Comet (2014) by Sam Esmail
Retro Review by Paige Taylor
"I never thought love was real, now I think life isn't real without it."
Let me forewarn you: I feel very selfish and protective over this movie so I want you to watch it, but only at the right time. If you're scanning through reviews to see if you want to watch this movie, don't watch it just yet. Now's not a good time. If you want to truly appreciate this movie, wait for a day when your mind is clear. A day where responsibilities and worries are comfortably tucked away, so anxiety and guilt don't creep upon the edges of your consciousness while you're trying to concentrate on what you're watching. Don't watch this on a day when you're constantly seized with the urge to check the notifications on your phone, when restlessness and distraction have settled into your skin.
I need you to watch this on a day when you feel content and aware, when you have no plans other than to relax and enjoy yourself. I want you to watch it on a day when you feel warm from your coffee or tea and your heart and mind is in a tranquil, cozy place. Because on a day like that, that's when you can give Comet the attention and appreciation that is deserves.
Comet tells its story in a soft, dreamlike, scattered sequence of events full of dialogue that at times feels familiar and sad, and other times hilarious and sharp witted. Justin Long plays a character named Dell, a research scientist with the compulsive need to spew every thought he has, without regard to how it may affect those around him. Emmy Rossum plays Kimberly, his optimistic, insightful, and sharp-witted lover. Sure, like other love stories sprinkled with a bit of sci-fi, there is a number of musings on the universe and time and “dang it, what does it all mean?” type of subject matter. It’s all banter that we’ve heard before but Dell (Long) and Kim (Rossum) talk about it in such hilarious, endearing ways that it manages to feel fresh.
A lot of the focus on the movie revolves around the subject of time and how we’re chained to its cruel realities. And of course because time is such an important aspect to Comet, the story is nonlinear. Here’s a quote from Kim:
“You know how there's time-based art? Movies, music, plays- it's all time-based art. There's a beginning and a middle and an end. and you have to see it from beginning to end. You're restrained to that time line, that way of experiencing it. But then there's paintings, no beginning, no middle, no end. You see what you want to see when you want to see it. No restrictions. It's just there.”

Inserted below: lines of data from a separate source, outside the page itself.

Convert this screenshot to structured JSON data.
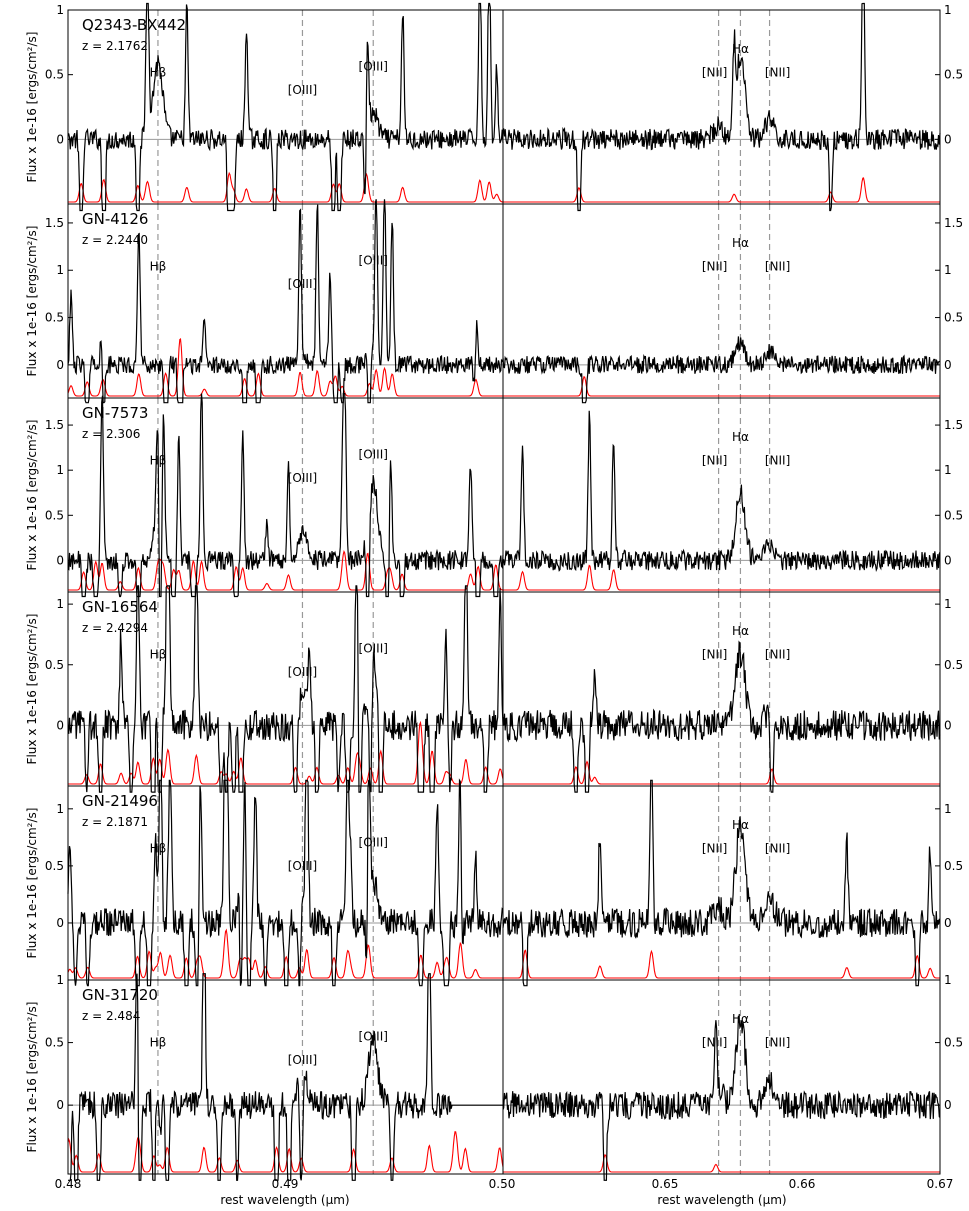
{
  "figure": {
    "xlabel": "rest wavelength (μm)",
    "left_xticks": [
      "0.48",
      "0.49",
      "0.50"
    ],
    "right_xticks": [
      "0.65",
      "0.66",
      "0.67"
    ],
    "ylabel": "Flux x 1e-16 [ergs/cm²/s]",
    "colors": {
      "spectrum": "#000000",
      "sky": "#ff0000",
      "marker": "#999999",
      "zero": "#999999"
    }
  },
  "chart_data": [
    {
      "type": "line",
      "object": "Q2343-BX442",
      "redshift": "z = 2.1762",
      "ylim": [
        -0.5,
        1.0
      ],
      "yticks": [
        "0",
        "0.5",
        "1"
      ],
      "lines": {
        "hbeta": {
          "label": "Hβ",
          "x": 0.4861
        },
        "oiii_a": {
          "label": "[OIII]",
          "x": 0.4959
        },
        "oiii_b": {
          "label": "[OIII]",
          "x": 0.5007
        },
        "nii_a": {
          "label": "[NII]",
          "x": 0.6548
        },
        "halpha": {
          "label": "Hα",
          "x": 0.6563
        },
        "nii_b": {
          "label": "[NII]",
          "x": 0.6583
        }
      },
      "features_left": [
        [
          0.4861,
          0.6
        ],
        [
          0.5007,
          0.2
        ]
      ],
      "features_right": [
        [
          0.6563,
          0.65
        ],
        [
          0.6583,
          0.15
        ],
        [
          0.6548,
          0.1
        ]
      ],
      "noise": 0.05,
      "spikes_left": 18,
      "spikes_right": 4,
      "trunc_left": 0
    },
    {
      "type": "line",
      "object": "GN-4126",
      "redshift": "z = 2.2440",
      "ylim": [
        -0.35,
        1.7
      ],
      "yticks": [
        "0",
        "0.5",
        "1",
        "1.5"
      ],
      "lines": {
        "hbeta": {
          "label": "Hβ",
          "x": 0.4861
        },
        "oiii_a": {
          "label": "[OIII]",
          "x": 0.4959
        },
        "oiii_b": {
          "label": "[OIII]",
          "x": 0.5007
        },
        "nii_a": {
          "label": "[NII]",
          "x": 0.6548
        },
        "halpha": {
          "label": "Hα",
          "x": 0.6563
        },
        "nii_b": {
          "label": "[NII]",
          "x": 0.6583
        }
      },
      "features_left": [
        [
          0.5007,
          0.2
        ],
        [
          0.4959,
          0.1
        ]
      ],
      "features_right": [
        [
          0.6563,
          0.25
        ],
        [
          0.6583,
          0.15
        ]
      ],
      "noise": 0.06,
      "spikes_left": 22,
      "spikes_right": 1,
      "trunc_left": 0
    },
    {
      "type": "line",
      "object": "GN-7573",
      "redshift": "z = 2.306",
      "ylim": [
        -0.35,
        1.8
      ],
      "yticks": [
        "0",
        "0.5",
        "1",
        "1.5"
      ],
      "lines": {
        "hbeta": {
          "label": "Hβ",
          "x": 0.4861
        },
        "oiii_a": {
          "label": "[OIII]",
          "x": 0.4959
        },
        "oiii_b": {
          "label": "[OIII]",
          "x": 0.5007
        },
        "nii_a": {
          "label": "[NII]",
          "x": 0.6548
        },
        "halpha": {
          "label": "Hα",
          "x": 0.6563
        },
        "nii_b": {
          "label": "[NII]",
          "x": 0.6583
        }
      },
      "features_left": [
        [
          0.5007,
          0.85
        ],
        [
          0.4959,
          0.3
        ],
        [
          0.4861,
          0.4
        ]
      ],
      "features_right": [
        [
          0.6563,
          0.75
        ],
        [
          0.6583,
          0.2
        ]
      ],
      "noise": 0.07,
      "spikes_left": 26,
      "spikes_right": 3,
      "trunc_left": 0
    },
    {
      "type": "line",
      "object": "GN-16564",
      "redshift": "z = 2.4294",
      "ylim": [
        -0.5,
        1.1
      ],
      "yticks": [
        "0",
        "0.5",
        "1"
      ],
      "lines": {
        "hbeta": {
          "label": "Hβ",
          "x": 0.4861
        },
        "oiii_a": {
          "label": "[OIII]",
          "x": 0.4959
        },
        "oiii_b": {
          "label": "[OIII]",
          "x": 0.5007
        },
        "nii_a": {
          "label": "[NII]",
          "x": 0.6548
        },
        "halpha": {
          "label": "Hα",
          "x": 0.6563
        },
        "nii_b": {
          "label": "[NII]",
          "x": 0.6583
        }
      },
      "features_left": [
        [
          0.5007,
          0.55
        ],
        [
          0.4959,
          0.2
        ],
        [
          0.4861,
          0.15
        ]
      ],
      "features_right": [
        [
          0.6563,
          0.6
        ],
        [
          0.6583,
          0.1
        ]
      ],
      "noise": 0.08,
      "spikes_left": 34,
      "spikes_right": 4,
      "trunc_left": 0
    },
    {
      "type": "line",
      "object": "GN-21496",
      "redshift": "z = 2.1871",
      "ylim": [
        -0.5,
        1.2
      ],
      "yticks": [
        "0",
        "0.5",
        "1"
      ],
      "lines": {
        "hbeta": {
          "label": "Hβ",
          "x": 0.4861
        },
        "oiii_a": {
          "label": "[OIII]",
          "x": 0.4959
        },
        "oiii_b": {
          "label": "[OIII]",
          "x": 0.5007
        },
        "nii_a": {
          "label": "[NII]",
          "x": 0.6548
        },
        "halpha": {
          "label": "Hα",
          "x": 0.6563
        },
        "nii_b": {
          "label": "[NII]",
          "x": 0.6583
        }
      },
      "features_left": [
        [
          0.5007,
          0.35
        ],
        [
          0.4959,
          0.15
        ]
      ],
      "features_right": [
        [
          0.6563,
          0.85
        ],
        [
          0.6583,
          0.2
        ],
        [
          0.6548,
          0.15
        ]
      ],
      "noise": 0.08,
      "spikes_left": 36,
      "spikes_right": 6,
      "trunc_left": 0
    },
    {
      "type": "line",
      "object": "GN-31720",
      "redshift": "z = 2.484",
      "ylim": [
        -0.55,
        1.0
      ],
      "yticks": [
        "0",
        "0.5",
        "1"
      ],
      "lines": {
        "hbeta": {
          "label": "Hβ",
          "x": 0.4861
        },
        "oiii_a": {
          "label": "[OIII]",
          "x": 0.4959
        },
        "oiii_b": {
          "label": "[OIII]",
          "x": 0.5007
        },
        "nii_a": {
          "label": "[NII]",
          "x": 0.6548
        },
        "halpha": {
          "label": "Hα",
          "x": 0.6563
        },
        "nii_b": {
          "label": "[NII]",
          "x": 0.6583
        }
      },
      "features_left": [
        [
          0.5007,
          0.5
        ],
        [
          0.4959,
          0.25
        ],
        [
          0.4861,
          0.2
        ]
      ],
      "features_right": [
        [
          0.6563,
          0.7
        ],
        [
          0.6583,
          0.2
        ],
        [
          0.6548,
          0.1
        ]
      ],
      "noise": 0.07,
      "spikes_left": 22,
      "spikes_right": 2,
      "trunc_left": 0.506
    }
  ]
}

Yes, yes Mr. Esmail we all see what you did there, you cheeky thing, you.
Meta pats on the back aside, Comet truly is very similar to a painting in that you appreciate each individual part despite not having a set of chronological rules to follow. Sam Esmail masterfully creates scene after scene of gorgeous color, light, music, and set design and weaves them all together with pastel, electric transitions. With soft focuses and off center framing (and of course the beautiful Emmy Rossum) it’s no argument that although it is an indie film with a humble budget, Comet’s cinematography is breathtaking.
Now, I’m not saying it’s a perfect movie. I’d say its biggest flaw is that although Kim is magnetic and entertaining, her character is not nearly as fleshed out as Long’s. While I loved their chemistry, a lot of the time I found myself wishing Kim would be something more than a reaction to Dell’s ridiculous monologues and schemes. It’s very obvious that Dell falls in love with Kim, but I feel like the audience wasn’t given the opportunity to fall in love with her too. Who is she, exactly? What does she do? What does she like? I have no idea. And that really sucks.
Another major factor to this movie is that viewers are left to wonder what exactly is real and what is fantasy. As we catch glimpses of major parts of their six-year relationship, it remains unclear what actually happened and what was only a dream. While others may be frustrated at being handed an unsolvable puzzle, I could not help but be impressed that Esmail began his debut with such a daring endeavor.
In the end, Comet is achingly gorgeous and heartfelt, a battle between fatalism and rose colored glasses. Despite the film having an overall tone that feels introspective and surreal, there are hard hitting moments of reality artfully tangled into its narrative, creating a beautiful, vivid mosaic that reminded me that film is an art form and love is an everlasting muse.